Strange Bedfellows

In the annals of oddity (and that second n is really crucial), this has to be one of the more curious recent entries.  Tragically, it probably isn’t the strangest.

In a bid for God-only-knows-what, Holiday Inn has announced a new special bed warming service in some of their British establishments.  I thought that this might be some sort of Onion-esque frivolity, but appears to be legit.  Based on the included photo, I have to conclude that the idea is that these bed-warming employees are actually in the bed with you, as opposed to being in the bed until you get in.  There appears to be a snuggle factor here, not simply the warming up of the sheets. 

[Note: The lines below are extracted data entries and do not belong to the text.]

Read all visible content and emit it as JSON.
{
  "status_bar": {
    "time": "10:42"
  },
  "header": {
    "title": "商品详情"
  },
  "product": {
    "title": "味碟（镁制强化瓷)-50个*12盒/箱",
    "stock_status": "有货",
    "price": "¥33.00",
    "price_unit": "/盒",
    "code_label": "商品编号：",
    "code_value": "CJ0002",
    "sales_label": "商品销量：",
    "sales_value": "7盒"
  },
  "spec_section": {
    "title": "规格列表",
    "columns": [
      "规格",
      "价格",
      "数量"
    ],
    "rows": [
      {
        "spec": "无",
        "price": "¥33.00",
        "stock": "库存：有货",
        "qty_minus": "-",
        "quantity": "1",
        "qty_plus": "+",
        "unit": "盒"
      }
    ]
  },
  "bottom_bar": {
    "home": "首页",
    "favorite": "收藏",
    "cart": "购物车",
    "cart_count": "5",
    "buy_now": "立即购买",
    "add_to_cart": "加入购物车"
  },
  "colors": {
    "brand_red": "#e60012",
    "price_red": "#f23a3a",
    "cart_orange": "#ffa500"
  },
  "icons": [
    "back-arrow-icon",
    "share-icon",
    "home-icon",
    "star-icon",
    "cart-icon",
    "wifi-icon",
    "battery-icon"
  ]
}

A few interesting thoughts.  The first article linked above specifies that it is a “willing” staff member who will come and help warm the bed.  What does willing mean?  Willing, as in I’d like to keep my job and they told me to go and do this?  What about I really like the idea of snuggling up to total strangers for short periods of time.  Is this an improvement?  Who is going to monitor the safety of these willing employees, to ensure that their service does not extend longer than the arbitrary five minutes or “until your nightly chamber warms up”?  Are there requirements on what the client must be wearing in order for this sort of service to be provided?  Will a client get to specify whether their bed warmer is male or female?  Should they be able to specify?  After all, it would seem that if the goal is a warm bed, having someone you’d rather not be in bed with you doing the warming would ensure that all parties conclude their warming/snuggling duties as quickly as possible.

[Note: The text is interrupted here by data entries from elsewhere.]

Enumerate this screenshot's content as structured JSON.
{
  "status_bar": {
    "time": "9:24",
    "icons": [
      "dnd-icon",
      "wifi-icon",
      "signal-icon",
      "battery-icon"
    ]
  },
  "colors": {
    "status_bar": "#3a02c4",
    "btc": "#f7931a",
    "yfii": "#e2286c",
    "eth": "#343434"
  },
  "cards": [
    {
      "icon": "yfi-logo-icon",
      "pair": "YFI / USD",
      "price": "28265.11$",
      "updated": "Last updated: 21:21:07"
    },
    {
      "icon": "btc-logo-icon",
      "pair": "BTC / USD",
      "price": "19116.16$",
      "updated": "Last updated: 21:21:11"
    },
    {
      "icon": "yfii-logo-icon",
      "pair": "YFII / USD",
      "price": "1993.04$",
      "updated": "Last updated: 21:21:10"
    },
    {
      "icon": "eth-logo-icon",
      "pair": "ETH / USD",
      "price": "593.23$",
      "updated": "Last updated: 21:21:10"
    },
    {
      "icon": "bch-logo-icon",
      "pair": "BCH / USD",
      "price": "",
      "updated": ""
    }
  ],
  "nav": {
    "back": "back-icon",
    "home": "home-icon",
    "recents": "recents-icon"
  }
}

Holiday Inn states that it’s like “having a giant hot water bottle in your bed”.  Which seems to demand the question, why not just put a giant hot water bottle in the bed, then!?!?!?!?!   Is the issue of how to stay warm reaching such a crisis proportion that this is the only possible solution?  Are they afraid people will run off with the hot water bottle?  Do they not have electric blankets in Kensington?   Further, I love the fact the article author references a scientist of some sort to help corroborate the promen health benefits of this sort of service.  I feel so much better about this service now.  It’s scientifically vetted.  Unlike, say, a hot water bottle.  Or an electric blanket. 

So I have to wonder why this particular solution.  It would seem to be primarily an economic one.  They already have staff standing around apparently doing nothing.  Why not put them to better use for the measly cost of a few sleep jumpers?  It must be cheaper than hot water bottles and the attendant costs of heating said water to put in the hot water bottles.  It must also seem cheaper than utilizing an electric blanket that the client might accidentally leave on all night, incurring substantial utility costs.  And it’s undoubtedly cheaper than keeping rooms a few degrees warmer. 

At the risk of insulting Holiday Inn, this is *not* just like having a hot water bottle in your bed.  It’s like having an oddly dressed complete stranger in your bed.   This would seem to prove a singularly uncomfortable solution and a rather crass methodology of harnessing body warmth for some sort of perceived economic benefit (assuming this service increases the number of reservations Holiday Inn receives, rather than driving folks away).  It seems demeaning to even the most willing of employees, particularly at a point in time where jobs are hard to come by and people who aren’t in a position to lose their job could certainly be pressured into participating in this service.  Way to go, Holiday Inn.  Customer service takes on a whole new dimension with you.